The use of adult HSCs is rapidly expanding beyond the traditional applications for malignancy. In IMIDs, chemotherapy to ablate the disease-causing immune system is followed by infusion of unmanipulated or purified CD34+ HSCs to reconstitute immunopoiesis or haematopoiesis. A large experience exists on the use of HSCT as treatment for MS, systemic sclerosis and lupus. Important lessons from these studies indicate that nonmyeloablative regimens should be preferred to myeloablative ones, that patients should receive this cell therapy before irreversible damage occurs, while there is still a considerable component of reversible inflammatory lesions, and that morbidity and mortality are minimized in experienced centres.
A growing body of evidence shows that CD is also a highly responsive disease to this form of therapy. Time has now come for the scientific evaluation of the transplant-based procedures against acceptably best non-transplant treatments, and also for the comparison of various forms of stem cell therapies in randomized controlled trials. A robust rationale coming from experimental studies also sets the base for testing MSCs, in human IBD, but initial phase I and II studies have produced mixed results.

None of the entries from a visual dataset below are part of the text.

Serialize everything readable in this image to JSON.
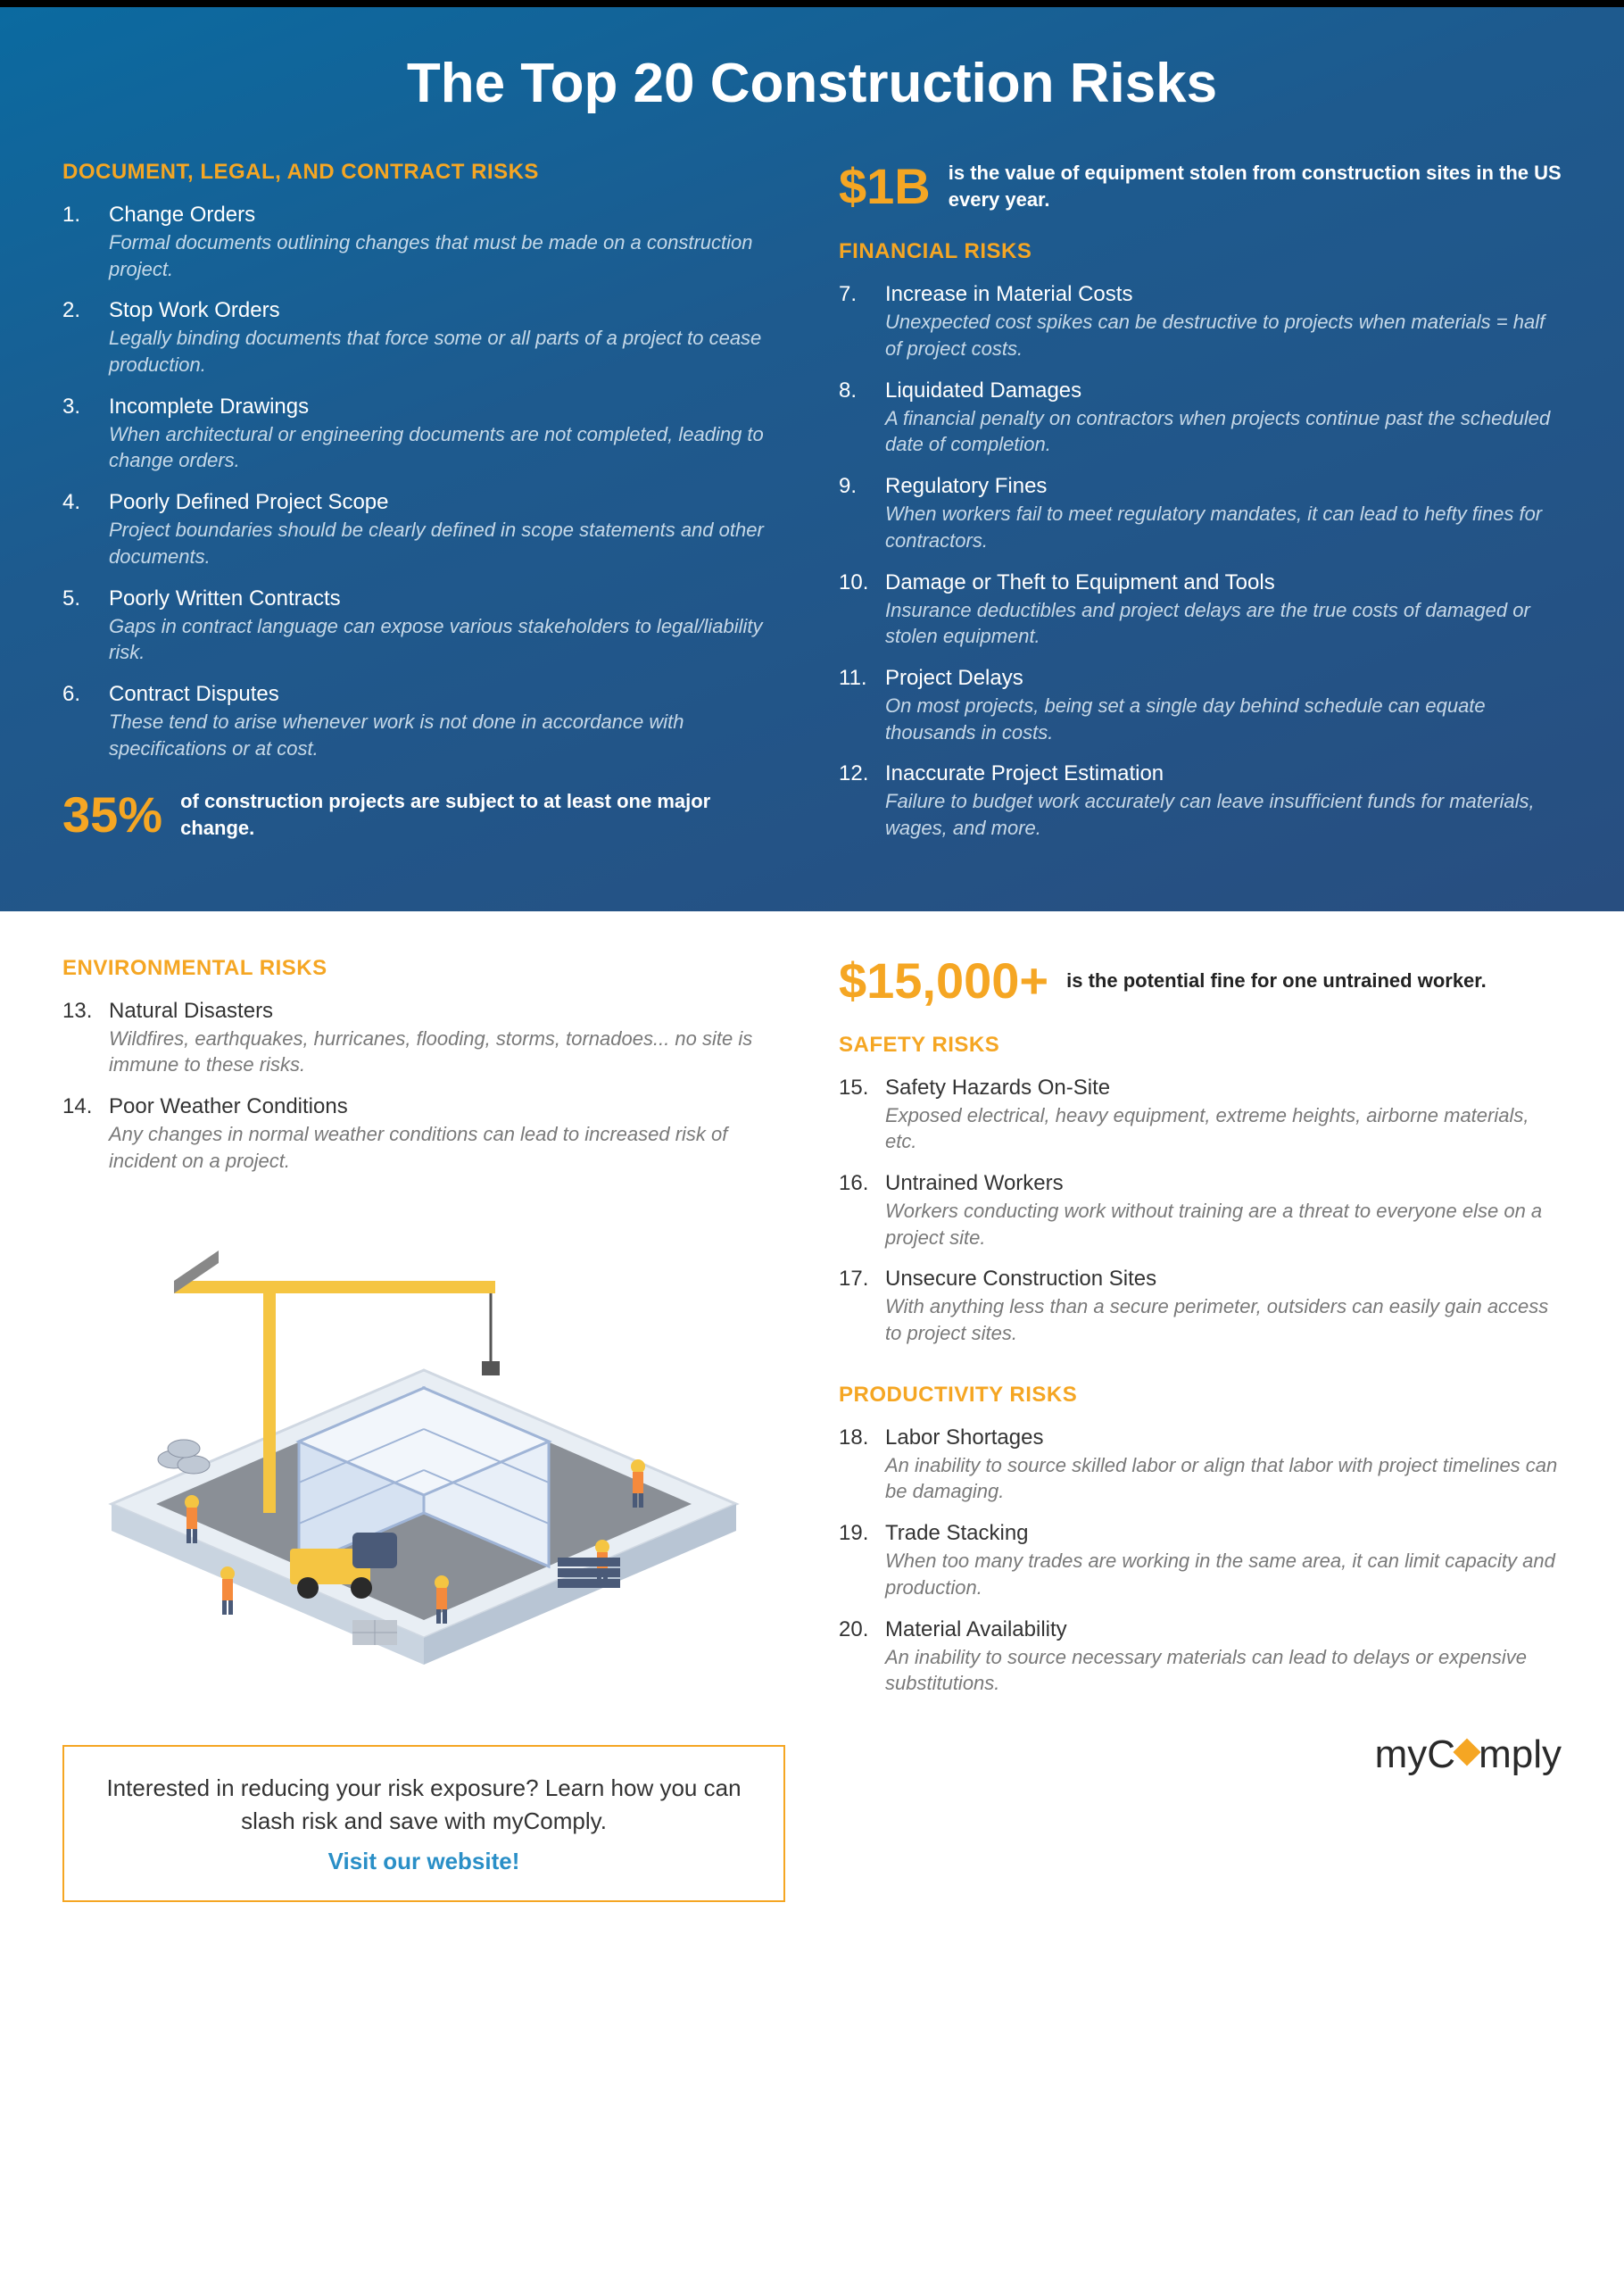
{
  "title": "The Top 20 Construction Risks",
  "colors": {
    "accent": "#f5a623",
    "link": "#2a8fc7",
    "topBg1": "#0b6aa0",
    "topBg2": "#284e80",
    "bodyText": "#333333",
    "muted": "#6b6b6b"
  },
  "sections": {
    "docLegal": {
      "heading": "DOCUMENT, LEGAL, AND CONTRACT RISKS",
      "items": [
        {
          "n": "1.",
          "t": "Change Orders",
          "d": "Formal documents outlining changes that must be made on a construction project."
        },
        {
          "n": "2.",
          "t": "Stop Work Orders",
          "d": "Legally binding documents that force some or all parts of a project to cease production."
        },
        {
          "n": "3.",
          "t": "Incomplete Drawings",
          "d": "When architectural or engineering documents are not completed, leading to change orders."
        },
        {
          "n": "4.",
          "t": "Poorly Defined Project Scope",
          "d": "Project boundaries should be clearly defined in scope statements and other documents."
        },
        {
          "n": "5.",
          "t": "Poorly Written Contracts",
          "d": "Gaps in contract language can expose various stakeholders to legal/liability risk."
        },
        {
          "n": "6.",
          "t": "Contract Disputes",
          "d": "These tend to arise whenever work is not done in accordance with specifications or at cost."
        }
      ],
      "stat": {
        "big": "35%",
        "text": "of construction projects are subject to at least one major change."
      }
    },
    "financial": {
      "stat": {
        "big": "$1B",
        "text": "is the value of equipment stolen from construction sites in the US every year."
      },
      "heading": "FINANCIAL RISKS",
      "items": [
        {
          "n": "7.",
          "t": "Increase in Material Costs",
          "d": "Unexpected cost spikes can be destructive to projects when materials = half of project costs."
        },
        {
          "n": "8.",
          "t": "Liquidated Damages",
          "d": "A financial penalty on contractors when projects continue past the scheduled date of completion."
        },
        {
          "n": "9.",
          "t": "Regulatory Fines",
          "d": "When workers fail to meet regulatory mandates, it can lead to hefty fines for contractors."
        },
        {
          "n": "10.",
          "t": "Damage or Theft to Equipment and Tools",
          "d": "Insurance deductibles and project delays are the true costs of damaged or stolen equipment."
        },
        {
          "n": "11.",
          "t": "Project Delays",
          "d": "On most projects, being set a single day behind schedule can equate thousands in costs."
        },
        {
          "n": "12.",
          "t": "Inaccurate Project Estimation",
          "d": "Failure to budget work accurately can leave insufficient funds for materials, wages, and more."
        }
      ]
    },
    "environmental": {
      "heading": "ENVIRONMENTAL RISKS",
      "items": [
        {
          "n": "13.",
          "t": "Natural Disasters",
          "d": "Wildfires, earthquakes, hurricanes, flooding, storms, tornadoes... no site is immune to these risks."
        },
        {
          "n": "14.",
          "t": "Poor Weather Conditions",
          "d": "Any changes in normal weather conditions can lead to increased risk of incident on a project."
        }
      ]
    },
    "safety": {
      "stat": {
        "big": "$15,000+",
        "text": "is the potential fine for one untrained worker."
      },
      "heading": "SAFETY RISKS",
      "items": [
        {
          "n": "15.",
          "t": "Safety Hazards On-Site",
          "d": "Exposed electrical, heavy equipment, extreme heights, airborne materials, etc."
        },
        {
          "n": "16.",
          "t": "Untrained Workers",
          "d": "Workers conducting work without training are a threat to everyone else on a project site."
        },
        {
          "n": "17.",
          "t": "Unsecure Construction Sites",
          "d": "With anything less than a secure perimeter, outsiders can easily gain access to project sites."
        }
      ]
    },
    "productivity": {
      "heading": "PRODUCTIVITY RISKS",
      "items": [
        {
          "n": "18.",
          "t": "Labor Shortages",
          "d": "An inability to source skilled labor or align that labor with project timelines can be damaging."
        },
        {
          "n": "19.",
          "t": "Trade Stacking",
          "d": "When too many trades are working in the same area, it can limit capacity and production."
        },
        {
          "n": "20.",
          "t": "Material Availability",
          "d": "An inability to source necessary materials can lead to delays or expensive substitutions."
        }
      ]
    }
  },
  "cta": {
    "text": "Interested in reducing your risk exposure? Learn how you can slash risk and save with myComply.",
    "link": "Visit our website!"
  },
  "logo": {
    "pre": "myC",
    "post": "mply"
  }
}
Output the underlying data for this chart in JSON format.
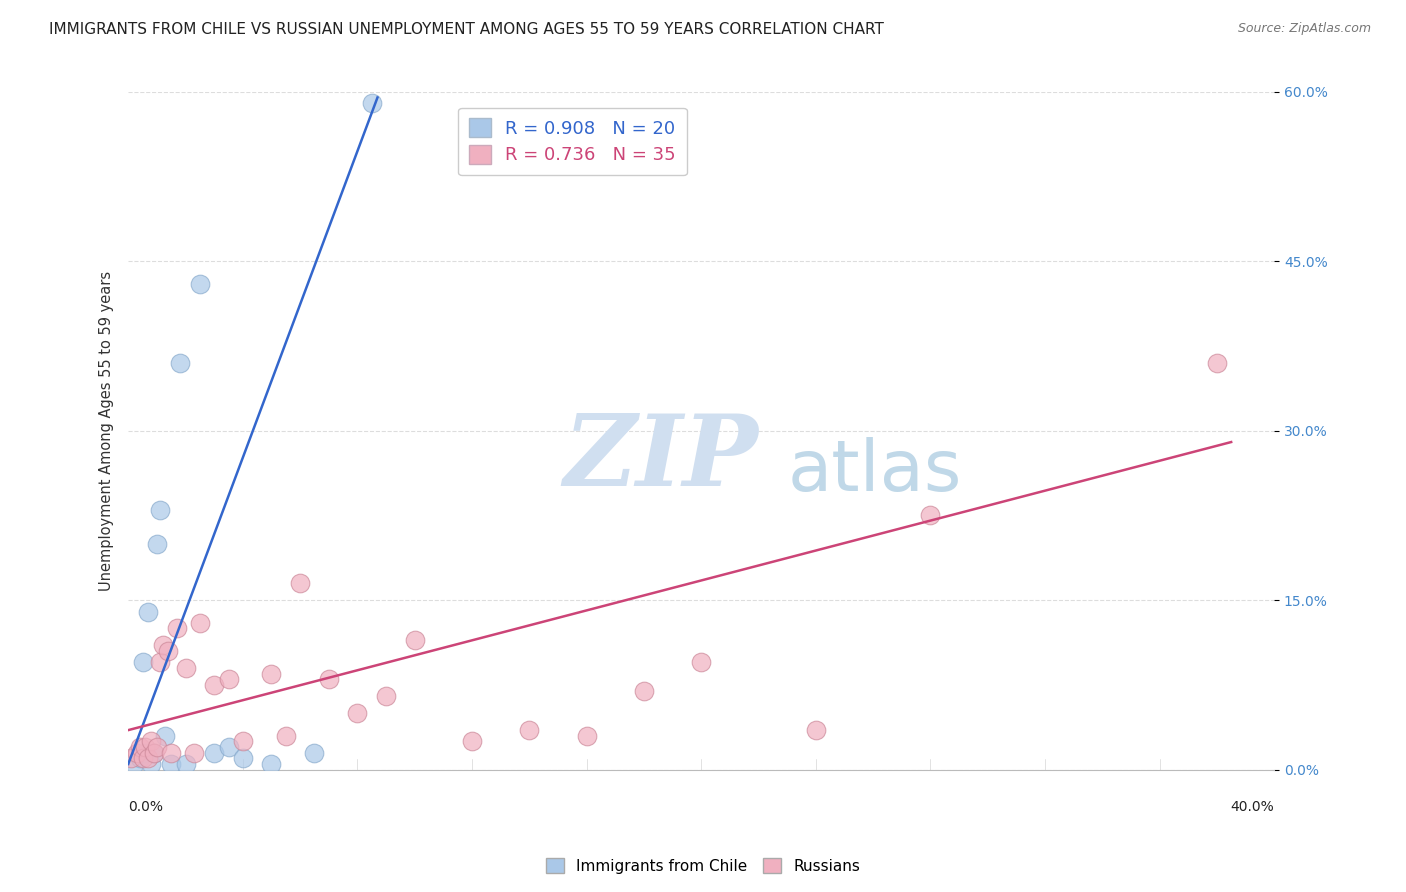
{
  "title": "IMMIGRANTS FROM CHILE VS RUSSIAN UNEMPLOYMENT AMONG AGES 55 TO 59 YEARS CORRELATION CHART",
  "source": "Source: ZipAtlas.com",
  "xlabel_bottom_left": "0.0%",
  "xlabel_bottom_right": "40.0%",
  "ylabel": "Unemployment Among Ages 55 to 59 years",
  "ylabel_right_ticks": [
    "0.0%",
    "15.0%",
    "30.0%",
    "45.0%",
    "60.0%"
  ],
  "ylabel_right_vals": [
    0.0,
    15.0,
    30.0,
    45.0,
    60.0
  ],
  "x_lim": [
    0.0,
    40.0
  ],
  "y_lim": [
    0.0,
    60.0
  ],
  "blue_R": 0.908,
  "blue_N": 20,
  "pink_R": 0.736,
  "pink_N": 35,
  "blue_label": "Immigrants from Chile",
  "pink_label": "Russians",
  "watermark_zip": "ZIP",
  "watermark_atlas": "atlas",
  "watermark_color_zip": "#d0dff0",
  "watermark_color_atlas": "#c0d8e8",
  "blue_color": "#aac8e8",
  "blue_edge_color": "#88aacc",
  "blue_line_color": "#3366cc",
  "pink_color": "#f0b0c0",
  "pink_edge_color": "#cc8899",
  "pink_line_color": "#cc4477",
  "blue_scatter_x": [
    0.2,
    0.4,
    0.5,
    0.6,
    0.7,
    0.8,
    0.9,
    1.0,
    1.1,
    1.3,
    1.5,
    1.8,
    2.0,
    2.5,
    3.0,
    3.5,
    4.0,
    5.0,
    6.5,
    8.5
  ],
  "blue_scatter_y": [
    0.5,
    1.0,
    9.5,
    1.5,
    14.0,
    0.5,
    1.5,
    20.0,
    23.0,
    3.0,
    0.5,
    36.0,
    0.5,
    43.0,
    1.5,
    2.0,
    1.0,
    0.5,
    1.5,
    59.0
  ],
  "pink_scatter_x": [
    0.1,
    0.3,
    0.4,
    0.5,
    0.6,
    0.7,
    0.8,
    0.9,
    1.0,
    1.1,
    1.2,
    1.4,
    1.5,
    1.7,
    2.0,
    2.3,
    2.5,
    3.0,
    3.5,
    4.0,
    5.0,
    5.5,
    6.0,
    7.0,
    8.0,
    9.0,
    10.0,
    12.0,
    14.0,
    16.0,
    18.0,
    20.0,
    24.0,
    28.0,
    38.0
  ],
  "pink_scatter_y": [
    1.0,
    1.5,
    2.0,
    1.0,
    2.0,
    1.0,
    2.5,
    1.5,
    2.0,
    9.5,
    11.0,
    10.5,
    1.5,
    12.5,
    9.0,
    1.5,
    13.0,
    7.5,
    8.0,
    2.5,
    8.5,
    3.0,
    16.5,
    8.0,
    5.0,
    6.5,
    11.5,
    2.5,
    3.5,
    3.0,
    7.0,
    9.5,
    3.5,
    22.5,
    36.0
  ],
  "blue_line_x": [
    0.0,
    8.7
  ],
  "blue_line_y": [
    0.5,
    59.5
  ],
  "pink_line_x": [
    0.0,
    38.5
  ],
  "pink_line_y": [
    3.5,
    29.0
  ],
  "grid_color": "#dddddd",
  "bg_color": "#ffffff",
  "title_fontsize": 11,
  "axis_label_fontsize": 10.5,
  "tick_fontsize": 10,
  "legend_fontsize": 13
}
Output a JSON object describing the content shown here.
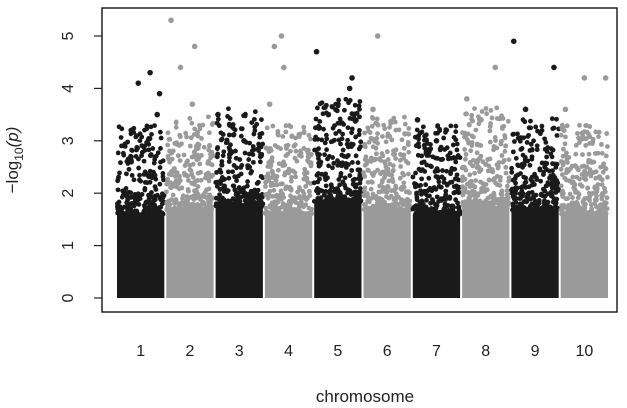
{
  "chart_data": {
    "type": "scatter",
    "title": "",
    "xlabel": "chromosome",
    "ylabel_parts": {
      "prefix": "−log",
      "sub": "10",
      "suffix": "(p)"
    },
    "ylim": [
      0,
      5.3
    ],
    "yticks": [
      0,
      1,
      2,
      3,
      4,
      5
    ],
    "chromosomes": [
      "1",
      "2",
      "3",
      "4",
      "5",
      "6",
      "7",
      "8",
      "9",
      "10"
    ],
    "colors": {
      "odd": "#1a1a1a",
      "even": "#9a9a9a"
    },
    "series": [
      {
        "chromosome": "1",
        "color": "odd",
        "bulk_top": 2.0,
        "max": 4.3,
        "peaks": [
          [
            0.3,
            3.2
          ],
          [
            0.45,
            4.1
          ],
          [
            0.7,
            4.3
          ],
          [
            0.9,
            3.9
          ],
          [
            0.85,
            3.5
          ]
        ]
      },
      {
        "chromosome": "2",
        "color": "even",
        "bulk_top": 2.1,
        "max": 5.3,
        "peaks": [
          [
            0.1,
            5.3
          ],
          [
            0.3,
            4.4
          ],
          [
            0.6,
            4.8
          ],
          [
            0.55,
            3.7
          ]
        ]
      },
      {
        "chromosome": "3",
        "color": "odd",
        "bulk_top": 2.2,
        "max": 3.5,
        "peaks": [
          [
            0.05,
            3.5
          ],
          [
            0.3,
            3.3
          ],
          [
            0.6,
            3.0
          ]
        ]
      },
      {
        "chromosome": "4",
        "color": "even",
        "bulk_top": 2.0,
        "max": 5.0,
        "peaks": [
          [
            0.2,
            4.8
          ],
          [
            0.35,
            5.0
          ],
          [
            0.4,
            4.4
          ],
          [
            0.1,
            3.7
          ]
        ]
      },
      {
        "chromosome": "5",
        "color": "odd",
        "bulk_top": 2.3,
        "max": 4.7,
        "peaks": [
          [
            0.05,
            4.7
          ],
          [
            0.8,
            4.2
          ],
          [
            0.75,
            4.0
          ],
          [
            0.3,
            3.5
          ]
        ]
      },
      {
        "chromosome": "6",
        "color": "even",
        "bulk_top": 2.1,
        "max": 5.0,
        "peaks": [
          [
            0.3,
            5.0
          ],
          [
            0.2,
            3.6
          ]
        ]
      },
      {
        "chromosome": "7",
        "color": "odd",
        "bulk_top": 2.0,
        "max": 3.4,
        "peaks": [
          [
            0.1,
            3.4
          ],
          [
            0.5,
            3.0
          ]
        ]
      },
      {
        "chromosome": "8",
        "color": "even",
        "bulk_top": 2.2,
        "max": 4.4,
        "peaks": [
          [
            0.7,
            4.4
          ],
          [
            0.1,
            3.8
          ],
          [
            0.4,
            3.4
          ]
        ]
      },
      {
        "chromosome": "9",
        "color": "odd",
        "bulk_top": 2.1,
        "max": 4.9,
        "peaks": [
          [
            0.05,
            4.9
          ],
          [
            0.9,
            4.4
          ],
          [
            0.3,
            3.6
          ]
        ]
      },
      {
        "chromosome": "10",
        "color": "even",
        "bulk_top": 2.0,
        "max": 4.2,
        "peaks": [
          [
            0.5,
            4.2
          ],
          [
            0.95,
            4.2
          ],
          [
            0.1,
            3.6
          ]
        ]
      }
    ]
  }
}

Notwithstanding the fascinating perspective of immune re-education and regulation, it is unrealistic to believe that cell-based therapies can eradicate the immune disease, but data available so far indicate that at least HSCT is able to change the natural course of Crohn’s disease.
Declaration of personal interests: None of the authors has competing interests related to the information provided in the manuscript. Declaration of funding interests: This work was supported in part by grant SAF2009/07272 from Ministerio de Ciencia e Innovación, Spain, to JP, and grant TRA-097 from Ministerio de Sanidad y Política Social, Spain to JP.